Il y avait très peu d’arbres ou de zones d’ombre, et les campeurs étaient obligés de monter leurs tentes sur le tarmac. Le site était entouré d’une sérieuse clôture qui empêchait non seulement les gens de s’introduire, mais aussi de s’échapper. Les organisateurs n’avaient pas mis suffisamment d’installations à la disposition de leurs invités, et les toilettes et les douches ont rapidement débordé sous la chaleur.
Bien que le festival soit né de la philosophie de paix et d’amour des années 70, cet événement des années 90 a tourné au cauchemar.
De quoi parle le documentaire Netflix ?
Le monde du documentaire semble croire en une chose : pourquoi avoir un seul documentaire sur un festival de musique désastreux quand on peut en avoir deux ? Contrairement aux documentaires jumelés de Netflix et Hulu qui ont enquêté sur la folie du Fyre Fest, la nouvelle série documentaire de Netflix, Chaos d’anthologie : Woodstock 99 de Netflix a au moins une bonne année de distance par rapport au film Woodstock 99: Peace, Love, And Rage de HBO, tout en reprenant une grande partie du même sujet.
Un docu plus digeste
Le documentaire de Netflix présente un avantage distinct par rapport au documentaire de HBO : plutôt que de comprimer toute l’ampleur du désastre de trois jours en un seul film de 110 minutes, la série se compose de trois épisodes, structurés de manière à refléter les trois jours du véritable festival.
Si la structure épisodique permet de mieux se concentrer, les épisodes 1 et 2 comportent des comptes à rebours constants qui nous rappellent qu’aussi effrayantes que les choses puissent paraître jusqu’à présent, elles ne vont faire qu’empirer. Étant donné que la séquence d’ouverture de l’épisode 1 présente des images réelles du festival le lundi matin suivant l’événement, il s’agit peut-être d’un rappel inutile : “C’est la Bosnie ?” dit quelqu’un alors que la caméra examine les dégâts.
Si cela fait longtemps, la tentative de 1999 de faire revivre Woodstock en tant que festival de musique et d’art a présenté un programme beaucoup moins pacifique que celui du premier festival emblématique, avec notamment Limp Biskit, Red Hot Chili Peppers et Kid Rock.

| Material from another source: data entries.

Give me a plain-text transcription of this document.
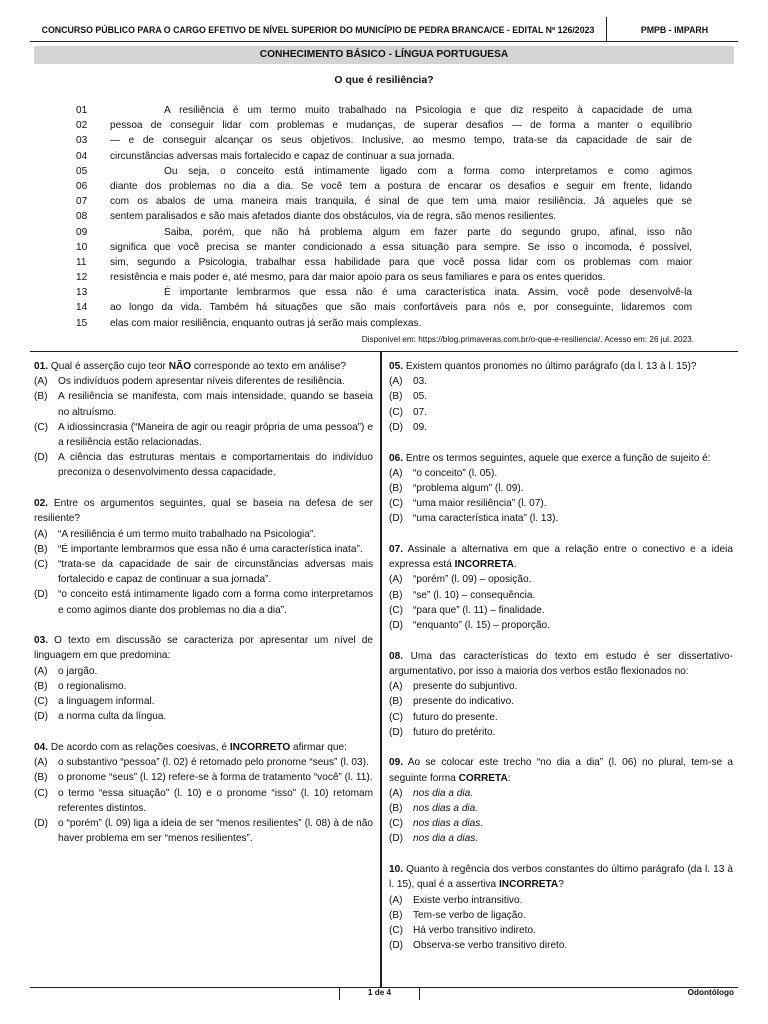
CONCURSO PÚBLICO PARA O CARGO EFETIVO DE NÍVEL SUPERIOR DO MUNICÍPIO DE PEDRA BRANCA/CE - EDITAL Nº 126/2023	PMPB - IMPARH
CONHECIMENTO BÁSICO - LÍNGUA PORTUGUESA
O que é resiliência?
01	A resiliência é um termo muito trabalhado na Psicologia e que diz respeito à capacidade de uma
02	pessoa de conseguir lidar com problemas e mudanças, de superar desafios — de forma a manter o equilíbrio
03	— e de conseguir alcançar os seus objetivos. Inclusive, ao mesmo tempo, trata-se da capacidade de sair de
04	circunstâncias adversas mais fortalecido e capaz de continuar a sua jornada.
05	Ou seja, o conceito está intimamente ligado com a forma como interpretamos e como agimos
06	diante dos problemas no dia a dia. Se você tem a postura de encarar os desafios e seguir em frente, lidando
07	com os abalos de uma maneira mais tranquila, é sinal de que tem uma maior resiliência. Já aqueles que se
08	sentem paralisados e são mais afetados diante dos obstáculos, via de regra, são menos resilientes.
09	Saiba, porém, que não há problema algum em fazer parte do segundo grupo, afinal, isso não
10	significa que você precisa se manter condicionado a essa situação para sempre. Se isso o incomoda, é possível,
11	sim, segundo a Psicologia, trabalhar essa habilidade para que você possa lidar com os problemas com maior
12	resistência e mais poder e, até mesmo, para dar maior apoio para os seus familiares e para os entes queridos.
13	É importante lembrarmos que essa não é uma característica inata. Assim, você pode desenvolvê-la
14	ao longo da vida. Também há situações que são mais confortáveis para nós e, por conseguinte, lidaremos com
15	elas com maior resiliência, enquanto outras já serão mais complexas.
Disponível em: https://blog.primaveras.com.br/o-que-e-resiliencia/. Acesso em: 26 jul. 2023.
01. Qual é asserção cujo teor NÃO corresponde ao texto em análise?
(A)	Os indivíduos podem apresentar níveis diferentes de resiliência.
(B)	A resiliência se manifesta, com mais intensidade, quando se baseia no altruísmo.
(C) A idiossincrasia (“Maneira de agir ou reagir própria de uma pessoa”) e a resiliência estão relacionadas.
(D) A ciência das estruturas mentais e comportamentais do indivíduo preconiza o desenvolvimento dessa capacidade.
02. Entre os argumentos seguintes, qual se baseia na defesa de ser resiliente?
(A)	“A resiliência é um termo muito trabalhado na Psicologia”.
(B)	“É importante lembrarmos que essa não é uma característica inata”.
(C) “trata-se da capacidade de sair de circunstâncias adversas mais fortalecido e capaz de continuar a sua jornada”.
(D) “o conceito está intimamente ligado com a forma como interpretamos e como agimos diante dos problemas no dia a dia”.
03. O texto em discussão se caracteriza por apresentar um nível de linguagem em que predomina:
(A)	o jargão.
(B)	o regionalismo.
(C) a linguagem informal.
(D) a norma culta da língua.
04. De acordo com as relações coesivas, é INCORRETO afirmar que:
(A)	o substantivo “pessoa” (l. 02) é retomado pelo pronome “seus” (l. 03).
(B)	o pronome “seus” (l. 12) refere-se à forma de tratamento “você” (l. 11).
(C) o termo “essa situação” (l. 10) e o pronome “isso” (l. 10) retomam referentes distintos.
(D) o “porém” (l. 09) liga a ideia de ser “menos resilientes” (l. 08) à de não haver problema em ser “menos resilientes”.
05. Existem quantos pronomes no último parágrafo (da l. 13 à l. 15)?
(A)	03.
(B)	05.
(C) 07.
(D) 09.
06. Entre os termos seguintes, aquele que exerce a função de sujeito é:
(A)	“o conceito” (l. 05).
(B)	“problema algum” (l. 09).
(C) “uma maior resiliência” (l. 07).
(D) “uma característica inata” (l. 13).
07. Assinale a alternativa em que a relação entre o conectivo e a ideia expressa está INCORRETA.
(A)	“porém” (l. 09) – oposição.
(B)	“se” (l. 10) – consequência.
(C) “para que” (l. 11) – finalidade.
(D) “enquanto” (l. 15) – proporção.
08. Uma das características do texto em estudo é ser dissertativo-argumentativo, por isso a maioria dos verbos estão flexionados no:
(A)	presente do subjuntivo.
(B)	presente do indicativo.
(C) futuro do presente.
(D) futuro do pretérito.
09. Ao se colocar este trecho “no dia a dia” (l. 06) no plural, tem-se a seguinte forma CORRETA:
(A)	nos dia a dia.
(B)	nos dias a dia.
(C) nos dias a dias.
(D) nos dia a dias.
10. Quanto à regência dos verbos constantes do último parágrafo (da l. 13 à l. 15), qual é a assertiva INCORRETA?
(A)	Existe verbo intransitivo.
(B)	Tem-se verbo de ligação.
(C) Há verbo transitivo indireto.
(D) Observa-se verbo transitivo direto.
1 de 4	Odontólogo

Pour une multitude de raisons, allant de la mauvaise planification de l’événement, qui a conduit à la contamination de l’eau potable sur place et à l’embauche de jeunes de 18 ans pour assurer la sécurité, à ce qui peut arriver lorsqu’une foule jeune et pleine d’adrénaline boit, se drogue et s’éclate pendant trois jours d’affilée, Woodstock 99 a dégénéré en une violente émeute. Il s’en est suivi 44 arrestations, huit cas signalés d’agression sexuelle (dont quatre viols) et, dans l’ensemble, un moment sombre pour la culture des festivals telle que nous la connaissons.
Bien que la durée du docu de Netflix soit plus longue que celle du film de HBO, le nombre d’artistes interviewés est quelque peu réduit, même si Jewel, Gavin Rossdale et Fatboy Slim figurent en bonne place, parlant ouvertement des vibrations de l’expérience et de la raison pour laquelle, par exemple, Jewel a quitté la scène profondément perturbée après avoir joué devant une foule qui réclamait activement un aperçu de ses seins. Si certaines des voix sont similaires à celles du documentaire de HBO, Ananda Lewis, de MTV, fait forte impression avec ses segments de tête parlante, livrant certains des commentaires les plus percutants de ce chaos d’anthologie.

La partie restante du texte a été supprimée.